You would need to perform docking studies with the separate isomers.

Dear Mr. Karpe,

Yes. You need to perform docking studies with the separate isomers of your interest. But I recommend you to minimize your molecules (separate isomers) by QM calculation prior to molecular docking. It will give more accurate results.

Thanks

Best wishes,

Sk. Abdul Amin

thanks to all for valuable suggestions.

As above - do the docking with separate (dia)stereoisomers. You might also want to look at your tautomer state, if this is relevant (start with the most stable tautomer), and if you have acids and bases in the molecule, consider protonation state at relevant pH (ie. the pH used in the assay, likely).
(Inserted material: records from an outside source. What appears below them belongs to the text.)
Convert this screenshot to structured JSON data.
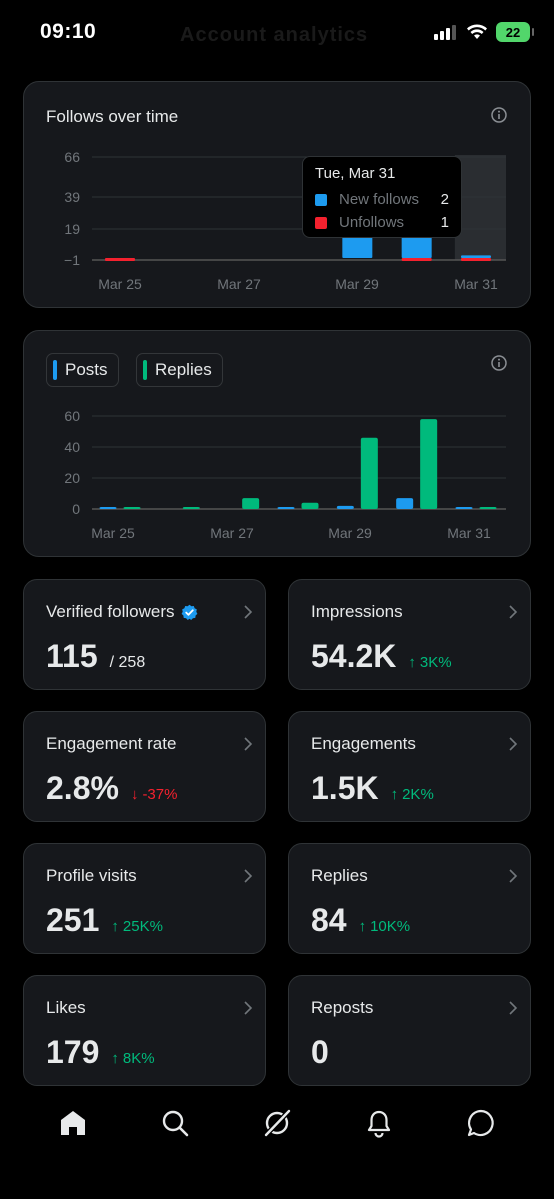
{
  "status_bar": {
    "time": "09:10",
    "battery": "22",
    "ghost_title": "Account analytics"
  },
  "follows_card": {
    "title": "Follows over time",
    "tooltip": {
      "date": "Tue, Mar 31",
      "rows": [
        {
          "label": "New follows",
          "value": "2",
          "color": "#1d9bf0"
        },
        {
          "label": "Unfollows",
          "value": "1",
          "color": "#f4212e"
        }
      ]
    }
  },
  "posts_card": {
    "legend": [
      {
        "label": "Posts",
        "color": "#1d9bf0"
      },
      {
        "label": "Replies",
        "color": "#00ba7c"
      }
    ]
  },
  "chart_data": [
    {
      "type": "bar",
      "title": "Follows over time",
      "y_ticks": [
        "66",
        "39",
        "19",
        "−1"
      ],
      "x_ticks": [
        "Mar 25",
        "Mar 27",
        "Mar 29",
        "Mar 31"
      ],
      "categories": [
        "Mar 25",
        "Mar 26",
        "Mar 27",
        "Mar 28",
        "Mar 29",
        "Mar 30",
        "Mar 31"
      ],
      "series": [
        {
          "name": "New follows",
          "color": "#1d9bf0",
          "values": [
            0,
            0,
            0,
            0,
            66,
            19,
            2
          ]
        },
        {
          "name": "Unfollows",
          "color": "#f4212e",
          "values": [
            -1,
            0,
            0,
            0,
            0,
            -1,
            -1
          ]
        }
      ],
      "ylim": [
        -1,
        66
      ],
      "highlight": "Mar 31"
    },
    {
      "type": "bar",
      "y_ticks": [
        "60",
        "40",
        "20",
        "0"
      ],
      "x_ticks": [
        "Mar 25",
        "Mar 27",
        "Mar 29",
        "Mar 31"
      ],
      "categories": [
        "Mar 25",
        "Mar 26",
        "Mar 27",
        "Mar 28",
        "Mar 29",
        "Mar 30",
        "Mar 31"
      ],
      "series": [
        {
          "name": "Posts",
          "color": "#1d9bf0",
          "values": [
            1,
            0,
            0,
            1,
            2,
            7,
            1
          ]
        },
        {
          "name": "Replies",
          "color": "#00ba7c",
          "values": [
            1,
            1,
            7,
            4,
            46,
            58,
            1
          ]
        }
      ],
      "ylim": [
        0,
        60
      ]
    }
  ],
  "stats": [
    {
      "title": "Verified followers",
      "value": "115",
      "sub": "/ 258",
      "verified": true
    },
    {
      "title": "Impressions",
      "value": "54.2K",
      "delta": "3K%",
      "direction": "up"
    },
    {
      "title": "Engagement rate",
      "value": "2.8%",
      "delta": "-37%",
      "direction": "down"
    },
    {
      "title": "Engagements",
      "value": "1.5K",
      "delta": "2K%",
      "direction": "up"
    },
    {
      "title": "Profile visits",
      "value": "251",
      "delta": "25K%",
      "direction": "up"
    },
    {
      "title": "Replies",
      "value": "84",
      "delta": "10K%",
      "direction": "up"
    },
    {
      "title": "Likes",
      "value": "179",
      "delta": "8K%",
      "direction": "up"
    },
    {
      "title": "Reposts",
      "value": "0"
    }
  ],
  "nav": [
    "home-icon",
    "search-icon",
    "grok-icon",
    "bell-icon",
    "messages-icon"
  ]
}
Minimising your structure with QM - not so sure. QM generally reflects an in-vacuo system. Docking methods typically use forcefields, which try and predict conformations in solvent (water). Minimisation in a forcefield similar to that used by the docking should be ok (OPLS for Glide, OPLS or MMFF for GOLD etc. should do).

Absolutely yes. A pair of enantiomers represents two different compounds which may assume different orientation into binding site. You must compare poses of both enantiomers for essential interaction as compared go the reference compound you are using. Autodock, GOLD etc. programs are good. Either way around you can compare minimized as well as non-minimized conformations of isomer also. You can check the type of interactions addressed by individual force fields, i.e., H-bond, pi-pi interactions, metal chelation, hydrophobic interaction etc. and decide which forcefield to use.